It’s that time of year when we all reflect on the past 12 months and think about what we might want to change and improve. For HR professionals, the lessons can be significant; perhaps Bob in Accounts needs some urgent remedial guidance on what is and is not an appropriate Secret Santa gift? Or maybe it’s time to speak to Sandra in Marketing about suitable office dress? For almost all employees some timely guidance on blogging and social media is highly recommended, given that social media continues to be such fertile ground for Employment Tribunal litigation.  Even good old email (just so 2013) continues to throw up the odd “I-can’t-believe-you-actually-wrote-that”, leading almost inevitably, though belatedly, to “I-can’t-believe-you-didn’t-delete-that”.

With the ever-changing landscape of UK employment law and the continuing technological advances that make 24 hour communication not only possible, but expected, it is vital that your employees understand not only what is expected of them in this respect, both inside and outside of work, but also what will happen if they don’t comply.

The case of Justine Sacco just before Christmas highlighted that even senior employees in PR companies might not appreciate the impact an ill-advised Tweet might have.
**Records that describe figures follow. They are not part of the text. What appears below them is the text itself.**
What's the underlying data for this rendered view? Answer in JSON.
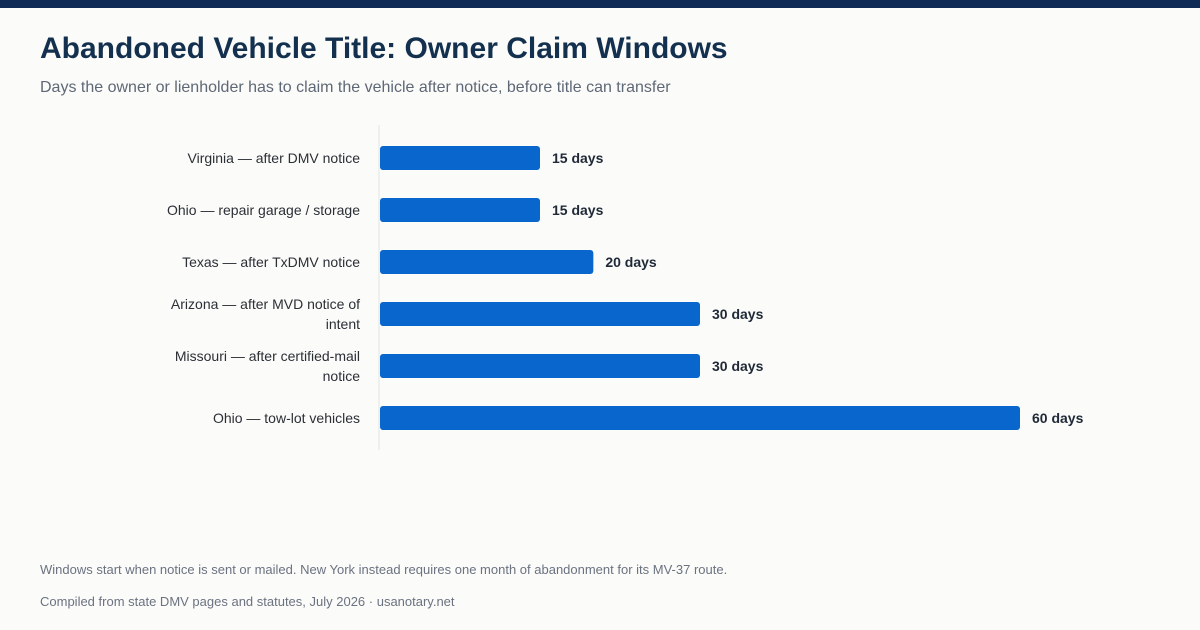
{
  "header": {
    "title": "Abandoned Vehicle Title: Owner Claim Windows",
    "subtitle": "Days the owner or lienholder has to claim the vehicle after notice, before title can transfer"
  },
  "chart_data": {
    "type": "bar",
    "orientation": "horizontal",
    "categories": [
      "Virginia — after DMV notice",
      "Ohio — repair garage / storage",
      "Texas — after TxDMV notice",
      "Arizona — after MVD notice of intent",
      "Missouri — after certified-mail notice",
      "Ohio — tow-lot vehicles"
    ],
    "values": [
      15,
      15,
      20,
      30,
      30,
      60
    ],
    "value_labels": [
      "15 days",
      "15 days",
      "20 days",
      "30 days",
      "30 days",
      "60 days"
    ],
    "unit": "days",
    "xlim": [
      0,
      60
    ],
    "grid": false,
    "legend": "none",
    "bar_color": "#0866cc"
  },
  "footer": {
    "note": "Windows start when notice is sent or mailed. New York instead requires one month of abandonment for its MV-37 route.",
    "source": "Compiled from state DMV pages and statutes, July 2026 · usanotary.net"
  },
  "colors": {
    "accent_bar": "#0f2b55",
    "title": "#14304f",
    "bar": "#0866cc",
    "label": "#2b2f36",
    "value_label": "#1f2937"
  }
}
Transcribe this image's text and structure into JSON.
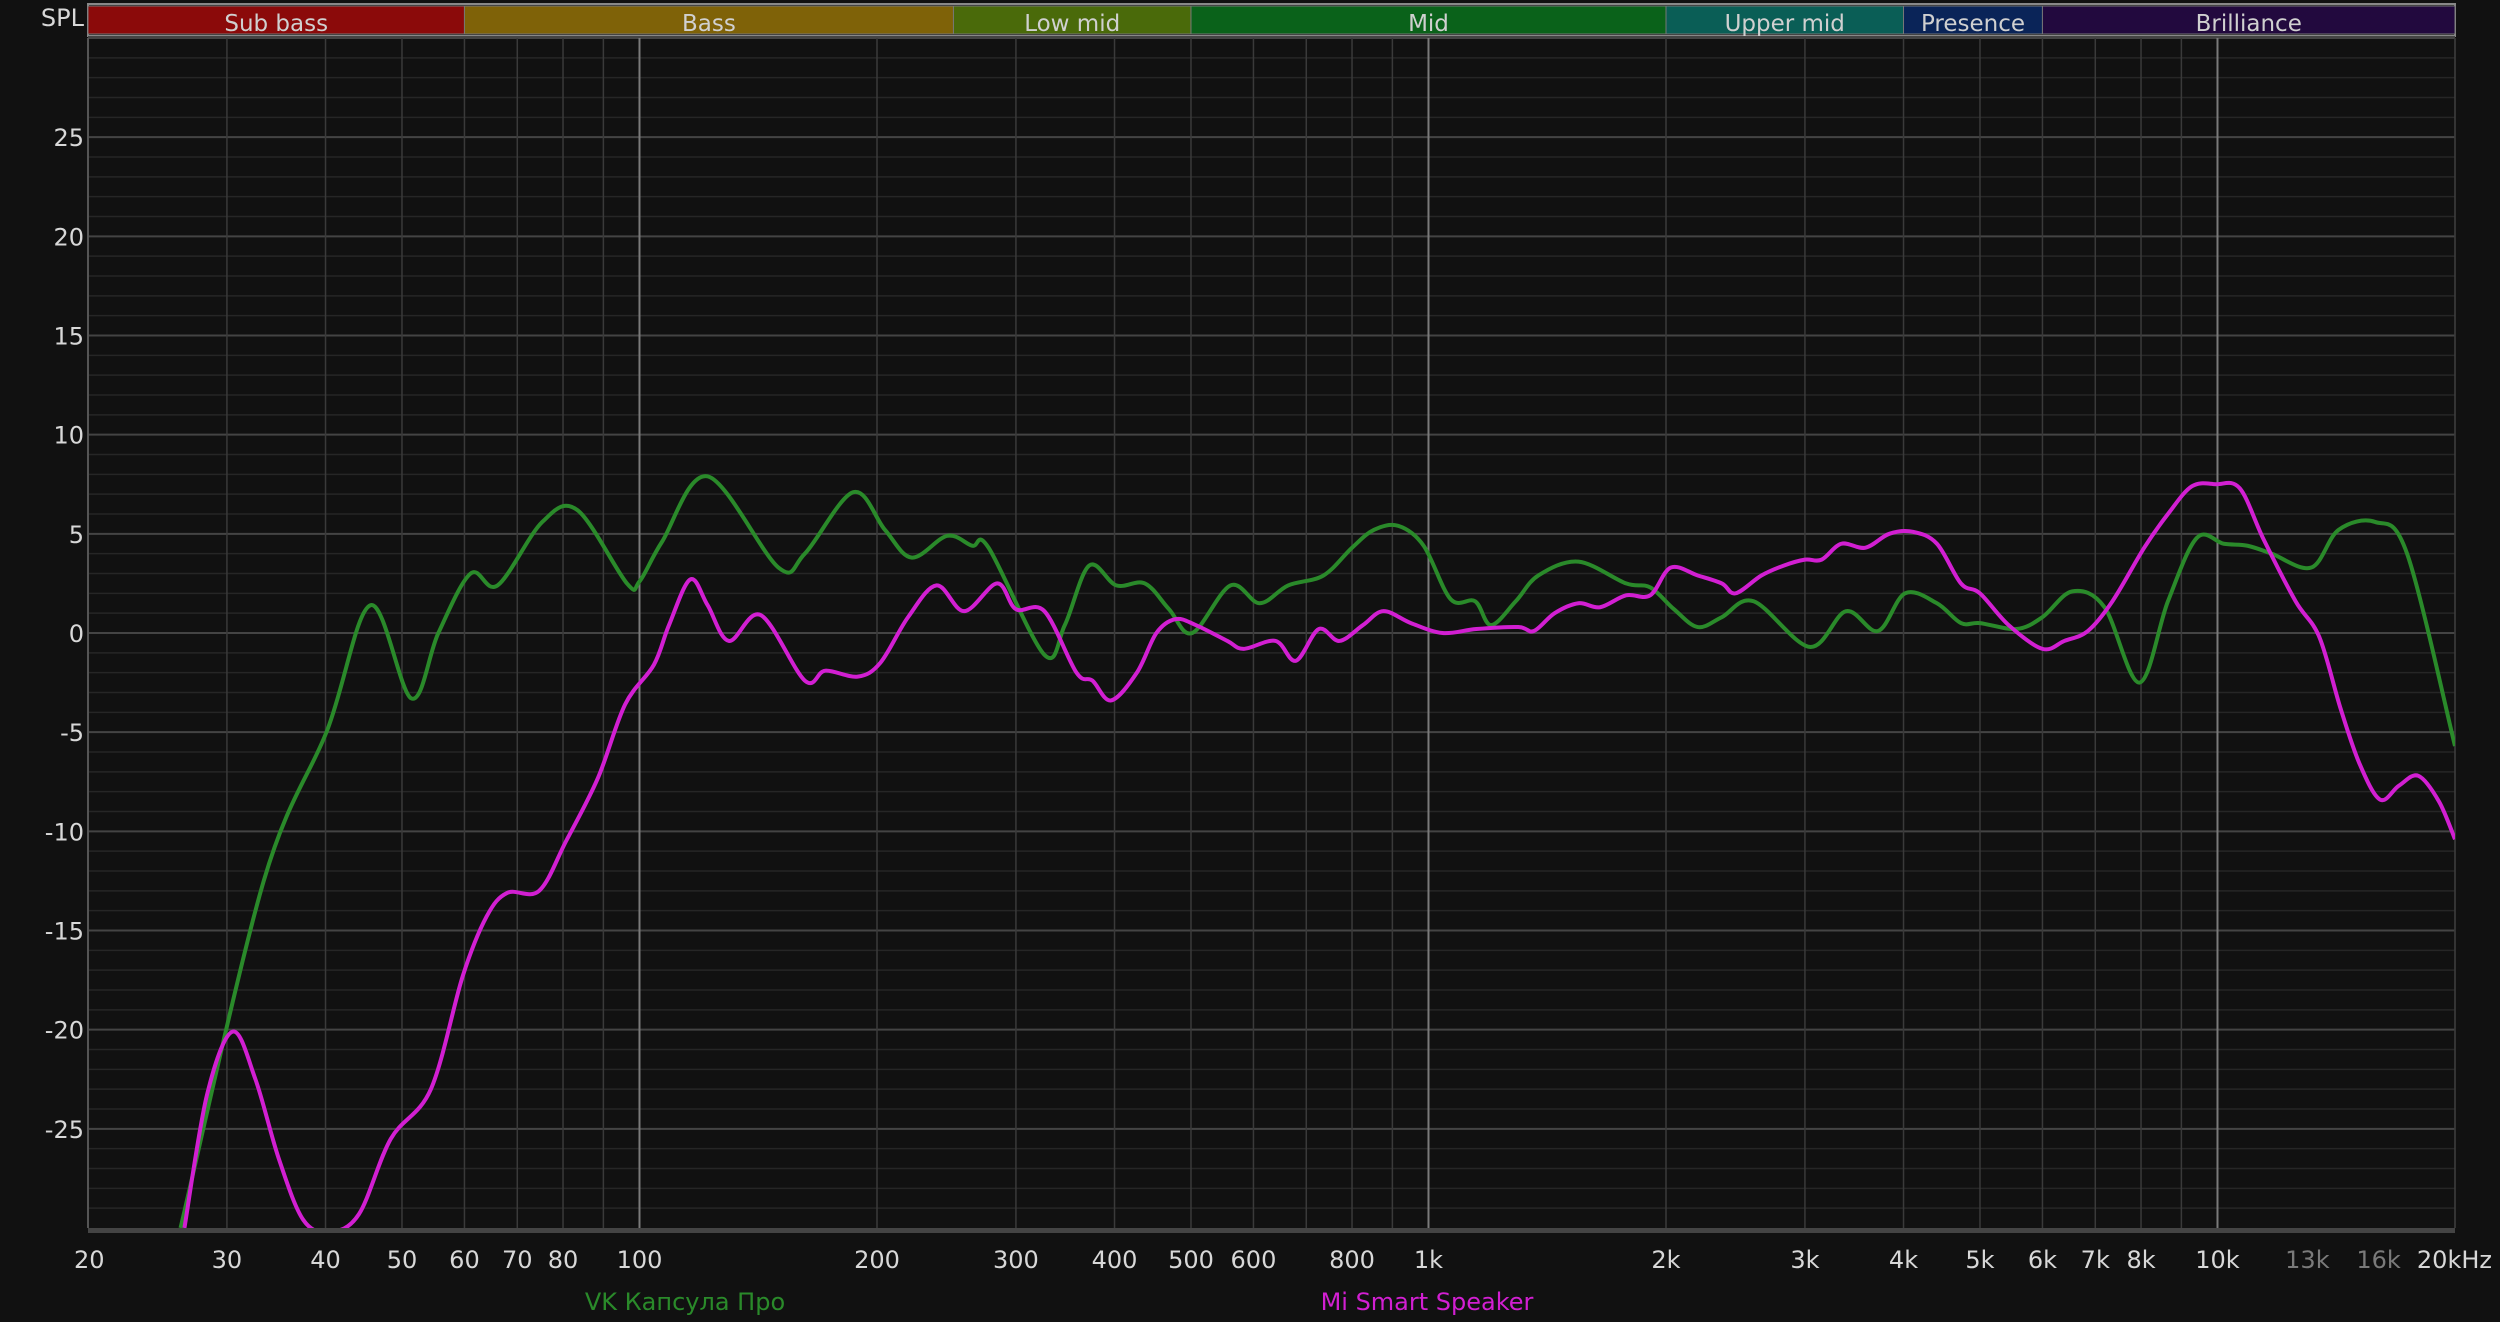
{
  "chart_data": {
    "type": "line",
    "ylabel": "SPL",
    "x_scale": "log",
    "xlim": [
      20,
      20000
    ],
    "ylim": [
      -30,
      30
    ],
    "grid": true,
    "legend_placement": "bottom",
    "y_ticks": [
      -25,
      -20,
      -15,
      -10,
      -5,
      0,
      5,
      10,
      15,
      20,
      25
    ],
    "x_ticks": [
      {
        "f": 20,
        "label": "20"
      },
      {
        "f": 30,
        "label": "30"
      },
      {
        "f": 40,
        "label": "40"
      },
      {
        "f": 50,
        "label": "50"
      },
      {
        "f": 60,
        "label": "60"
      },
      {
        "f": 70,
        "label": "70"
      },
      {
        "f": 80,
        "label": "80"
      },
      {
        "f": 100,
        "label": "100"
      },
      {
        "f": 200,
        "label": "200"
      },
      {
        "f": 300,
        "label": "300"
      },
      {
        "f": 400,
        "label": "400"
      },
      {
        "f": 500,
        "label": "500"
      },
      {
        "f": 600,
        "label": "600"
      },
      {
        "f": 800,
        "label": "800"
      },
      {
        "f": 1000,
        "label": "1k"
      },
      {
        "f": 2000,
        "label": "2k"
      },
      {
        "f": 3000,
        "label": "3k"
      },
      {
        "f": 4000,
        "label": "4k"
      },
      {
        "f": 5000,
        "label": "5k"
      },
      {
        "f": 6000,
        "label": "6k"
      },
      {
        "f": 7000,
        "label": "7k"
      },
      {
        "f": 8000,
        "label": "8k"
      },
      {
        "f": 10000,
        "label": "10k"
      },
      {
        "f": 13000,
        "label": "13k",
        "dim": true
      },
      {
        "f": 16000,
        "label": "16k",
        "dim": true
      },
      {
        "f": 20000,
        "label": "20kHz"
      }
    ],
    "bands": [
      {
        "name": "Sub bass",
        "from": 20,
        "to": 60,
        "color": "#8b0a0a"
      },
      {
        "name": "Bass",
        "from": 60,
        "to": 250,
        "color": "#7f6208"
      },
      {
        "name": "Low mid",
        "from": 250,
        "to": 500,
        "color": "#4a6a0a"
      },
      {
        "name": "Mid",
        "from": 500,
        "to": 2000,
        "color": "#0a621a"
      },
      {
        "name": "Upper mid",
        "from": 2000,
        "to": 4000,
        "color": "#0a5e56"
      },
      {
        "name": "Presence",
        "from": 4000,
        "to": 6000,
        "color": "#0a2458"
      },
      {
        "name": "Brilliance",
        "from": 6000,
        "to": 20000,
        "color": "#22093e"
      }
    ],
    "series": [
      {
        "name": "VK Капсула Про",
        "color": "#2a8a2a",
        "points": [
          [
            26.2,
            -30
          ],
          [
            33.4,
            -12.5
          ],
          [
            40.2,
            -4.9
          ],
          [
            45.6,
            1.4
          ],
          [
            51.4,
            -3.3
          ],
          [
            55.6,
            0
          ],
          [
            61.1,
            3.0
          ],
          [
            66.1,
            2.4
          ],
          [
            75.3,
            5.6
          ],
          [
            83.4,
            6.2
          ],
          [
            96.4,
            2.5
          ],
          [
            100,
            2.6
          ],
          [
            106.8,
            4.6
          ],
          [
            122,
            7.9
          ],
          [
            150,
            3.3
          ],
          [
            162,
            4
          ],
          [
            186.6,
            7.1
          ],
          [
            204.7,
            5.2
          ],
          [
            221.4,
            3.8
          ],
          [
            245.5,
            4.9
          ],
          [
            264,
            4.4
          ],
          [
            277,
            4.3
          ],
          [
            326,
            -1.1
          ],
          [
            346,
            0.4
          ],
          [
            371.5,
            3.4
          ],
          [
            402,
            2.4
          ],
          [
            437,
            2.5
          ],
          [
            469,
            1.2
          ],
          [
            502,
            0
          ],
          [
            561,
            2.4
          ],
          [
            611,
            1.5
          ],
          [
            664,
            2.4
          ],
          [
            736,
            2.9
          ],
          [
            800,
            4.3
          ],
          [
            853,
            5.2
          ],
          [
            916,
            5.4
          ],
          [
            986,
            4.4
          ],
          [
            1067,
            1.7
          ],
          [
            1146,
            1.6
          ],
          [
            1200,
            0.4
          ],
          [
            1290,
            1.6
          ],
          [
            1378,
            2.9
          ],
          [
            1549,
            3.6
          ],
          [
            1780,
            2.5
          ],
          [
            1910,
            2.3
          ],
          [
            2047,
            1.2
          ],
          [
            2194,
            0.3
          ],
          [
            2354,
            0.8
          ],
          [
            2583,
            1.6
          ],
          [
            3042,
            -0.7
          ],
          [
            3382,
            1.1
          ],
          [
            3713,
            0.1
          ],
          [
            4018,
            2.0
          ],
          [
            4410,
            1.5
          ],
          [
            4730,
            0.5
          ],
          [
            5000,
            0.5
          ],
          [
            5563,
            0.2
          ],
          [
            6000,
            0.8
          ],
          [
            6546,
            2.1
          ],
          [
            7191,
            1.3
          ],
          [
            7962,
            -2.5
          ],
          [
            8654,
            1.6
          ],
          [
            9417,
            4.8
          ],
          [
            10185,
            4.5
          ],
          [
            10918,
            4.4
          ],
          [
            11710,
            4
          ],
          [
            13150,
            3.3
          ],
          [
            14240,
            5.2
          ],
          [
            15840,
            5.6
          ],
          [
            17390,
            4
          ],
          [
            20000,
            -5.7
          ]
        ]
      },
      {
        "name": "Mi Smart Speaker",
        "color": "#d21fd2",
        "points": [
          [
            26.5,
            -30
          ],
          [
            28.3,
            -23.3
          ],
          [
            30.5,
            -20.1
          ],
          [
            32.6,
            -22.5
          ],
          [
            34.9,
            -26.5
          ],
          [
            37.5,
            -29.6
          ],
          [
            40.5,
            -30.2
          ],
          [
            44.1,
            -29.3
          ],
          [
            48.4,
            -25.5
          ],
          [
            54.4,
            -23
          ],
          [
            59.7,
            -17.3
          ],
          [
            64,
            -14.3
          ],
          [
            68,
            -13.1
          ],
          [
            74.6,
            -13
          ],
          [
            80.7,
            -10.5
          ],
          [
            88.6,
            -7.3
          ],
          [
            95.9,
            -3.6
          ],
          [
            104.3,
            -1.6
          ],
          [
            109,
            0.4
          ],
          [
            116,
            2.7
          ],
          [
            122,
            1.4
          ],
          [
            129.8,
            -0.4
          ],
          [
            142.5,
            0.9
          ],
          [
            162,
            -2.4
          ],
          [
            172,
            -1.9
          ],
          [
            189,
            -2.2
          ],
          [
            202,
            -1.5
          ],
          [
            219,
            0.8
          ],
          [
            238,
            2.4
          ],
          [
            258,
            1.1
          ],
          [
            284,
            2.5
          ],
          [
            300,
            1.2
          ],
          [
            326,
            1.1
          ],
          [
            358,
            -2
          ],
          [
            375,
            -2.4
          ],
          [
            396,
            -3.4
          ],
          [
            427,
            -2
          ],
          [
            452,
            0
          ],
          [
            478,
            0.7
          ],
          [
            507,
            0.4
          ],
          [
            556,
            -0.4
          ],
          [
            583,
            -0.8
          ],
          [
            640,
            -0.4
          ],
          [
            679,
            -1.4
          ],
          [
            726,
            0.2
          ],
          [
            771,
            -0.4
          ],
          [
            826,
            0.4
          ],
          [
            877,
            1.1
          ],
          [
            950,
            0.5
          ],
          [
            1042,
            0
          ],
          [
            1150,
            0.2
          ],
          [
            1300,
            0.3
          ],
          [
            1360,
            0.1
          ],
          [
            1445,
            1.0
          ],
          [
            1549,
            1.5
          ],
          [
            1650,
            1.3
          ],
          [
            1780,
            1.9
          ],
          [
            1910,
            1.9
          ],
          [
            2028,
            3.3
          ],
          [
            2194,
            2.9
          ],
          [
            2354,
            2.5
          ],
          [
            2450,
            2
          ],
          [
            2642,
            2.9
          ],
          [
            2820,
            3.4
          ],
          [
            3000,
            3.7
          ],
          [
            3150,
            3.7
          ],
          [
            3336,
            4.5
          ],
          [
            3580,
            4.3
          ],
          [
            3837,
            5.0
          ],
          [
            4112,
            5.1
          ],
          [
            4410,
            4.5
          ],
          [
            4730,
            2.5
          ],
          [
            5000,
            2
          ],
          [
            5436,
            0.4
          ],
          [
            6000,
            -0.8
          ],
          [
            6396,
            -0.4
          ],
          [
            6850,
            0.1
          ],
          [
            7360,
            1.6
          ],
          [
            8075,
            4.3
          ],
          [
            8654,
            6
          ],
          [
            9283,
            7.4
          ],
          [
            9954,
            7.5
          ],
          [
            10670,
            7.3
          ],
          [
            11447,
            4.7
          ],
          [
            12560,
            1.6
          ],
          [
            13460,
            -0.2
          ],
          [
            14320,
            -3.8
          ],
          [
            15140,
            -6.6
          ],
          [
            16070,
            -8.4
          ],
          [
            16980,
            -7.7
          ],
          [
            17970,
            -7.2
          ],
          [
            19090,
            -8.5
          ],
          [
            20000,
            -10.4
          ]
        ]
      }
    ]
  }
}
For reasons known only to Sacco, prior to boarding a flight to Africa she posted “Going to Africa. Hope I don’t get AIDS. Just kidding. I’m white!”  (A friend is reported as saying that Sacco clearly “made a mistake”, as she was “still figuring out” Twitter. Unfortunately she was able to find the “post” button and as test messages go, if such it really was, it was clearly pretty unthinking anyway.)

No sooner had Sacco posted her Tweet and jumped on the plane than the Twittersphere picked up and ran (nay, sprinted) with the Tweet, resulting in her being both publicly pilloried and jobless by the time she landed a few hours later.

Sacco’s employers may have been able to address the matter quickly, but what about the impact this kind of comment can have on the business in the longer term? The internet has an incredibly long memory; simply asking for a post to be removed does not mean it is forever deleted from the minds of users and, more often than not, the more salacious posts will be found elsewhere anyway, having been re-Tweeted, copied and pasted on Facebook, or reported on various news sites.  Nothing is ever lost for good in cyberspace except, if you misuse it, your privacy, dignity and employment prospects.

The old adage “Prevention is better than cure” is never more appropriate than here, so be sure to implement a Social Media and Blogging Policy and ensure all staff are trained on it.

Such policies can run to many pages of explanation and examples, but since they can never anticipate every potential abuse, I quite like the shortest reported policy – “Be smart; don’t be stupid”.  Brilliant.  To put some flesh on those bare bones, we always advise employees debating whether something is appropriate to email/post/Tweet to consider “Would I be happy reading this out in court?”,  “Would I say this in front of my parents?”, “Would I say this to someone of a different race/sexuality/gender/age/religion [delete as appropriate]?” and “Would I like this to attract the attention of the Press?  If you are even asking yourself these questions, then the answer is likely to be “no”, in which case your finger needs to move away from the “post” button and towards the “backspace” button. Quickly.